Sa marque de fabrique, il entend la poser d'abord dans la méthode : "j'ai compris que cette réforme avait pu créer de l'embarras (ndlr : aux enseignants et aux élus) ; je ne dis pas que cet embarras est illégitime", a-t-il déclaré. Ou encore : "j'écouterai tout le monde" (tout en précisant qu'il ne sera "pas dupe" des propositions qui feraient de la réforme un "enjeu politique").
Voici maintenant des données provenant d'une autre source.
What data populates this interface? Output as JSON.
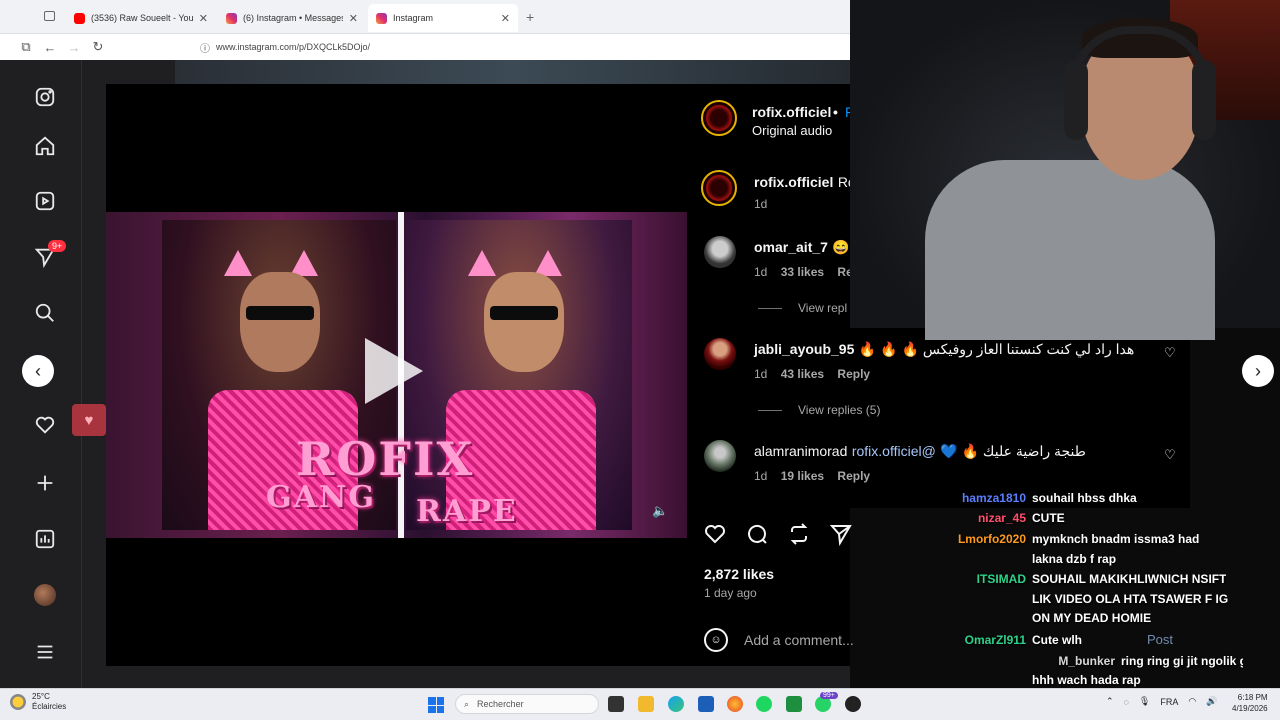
{
  "browser": {
    "tabs": [
      {
        "title": "(3536) Raw Soueelt - YouTube",
        "icon": "youtube-icon",
        "color": "#ff0000"
      },
      {
        "title": "(6) Instagram • Messages",
        "icon": "instagram-icon",
        "color": "#e1306c"
      },
      {
        "title": "Instagram",
        "icon": "instagram-icon",
        "color": "#e1306c"
      }
    ],
    "new_tab": "+",
    "url": "www.instagram.com/p/DXQCLk5DOjo/"
  },
  "sidebar": {
    "notification_badge": "9+"
  },
  "post": {
    "thumbnail_text_main": "ROFIX",
    "thumbnail_text_left": "GANG",
    "thumbnail_text_right": "RAPE",
    "author": "rofix.officiel",
    "author_sep": "•",
    "follow_hint": "F",
    "audio": "Original audio",
    "caption_user": "rofix.officiel",
    "caption_text": "Rof",
    "caption_time": "1d",
    "likes": "2,872 likes",
    "time_ago": "1 day ago",
    "add_comment_placeholder": "Add a comment...",
    "post_label": "Post"
  },
  "comments": [
    {
      "user": "omar_ait_7",
      "text": "😄",
      "time": "1d",
      "likes": "33 likes",
      "reply": "Rep",
      "view_replies": "View repl"
    },
    {
      "user": "jabli_ayoub_95",
      "text": "🔥 🔥 🔥 هدا راد لي كنت كنستنا العاز روفيكس",
      "time": "1d",
      "likes": "43 likes",
      "reply": "Reply",
      "view_replies": "View replies (5)"
    },
    {
      "user": "alamranimorad",
      "mention": "rofix.officiel@",
      "text": "💙 🔥 طنجة راضية عليك",
      "time": "1d",
      "likes": "19 likes",
      "reply": "Reply"
    }
  ],
  "chat": [
    {
      "name": "hamza1810",
      "color": "#5b7fff",
      "msg": "souhail hbss dhka"
    },
    {
      "name": "nizar_45",
      "color": "#ff4f6d",
      "msg": "CUTE"
    },
    {
      "name": "Lmorfo2020",
      "color": "#ff9a1f",
      "msg": "mymknch bnadm issma3 had"
    },
    {
      "name": "",
      "color": "#ffffff",
      "msg": "lakna dzb f rap"
    },
    {
      "name": "ITSIMAD",
      "color": "#2ed18a",
      "msg": "SOUHAIL MAKIKHLIWNICH NSIFT"
    },
    {
      "name": "",
      "color": "#ffffff",
      "msg": "LIK VIDEO OLA HTA TSAWER F IG"
    },
    {
      "name": "",
      "color": "#ffffff",
      "msg": "ON MY DEAD HOMIE"
    },
    {
      "name": "OmarZl911",
      "color": "#2ed18a",
      "msg": "Cute wlh"
    },
    {
      "name": "M_bunker",
      "color": "#d8d8d8",
      "msg": "ring ring gi jit ngolik g"
    },
    {
      "name": "",
      "color": "#ffffff",
      "msg": "hhh wach hada rap"
    }
  ],
  "taskbar": {
    "temp": "25°C",
    "weather": "Éclaircies",
    "search_placeholder": "Rechercher",
    "badge": "99+",
    "lang": "FRA",
    "time": "6:18 PM",
    "date": "4/19/2026"
  }
}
Dès lors, "je suis prêt, avec les élus, à poser les termes d'un complément pour aménager la réforme des rythmes", a-t-il assuré, se disant disponible pour discuter de projets qui jusque-là n'ont pas été retenus mais qui s'inscriraient "dans l'esprit de la réforme".
Autre dimension qui le démarquerait de son prédécesseur : "Je ferai de la lutte contre l'inégalité sociale ma priorité personnelle", a-t-il déclaré.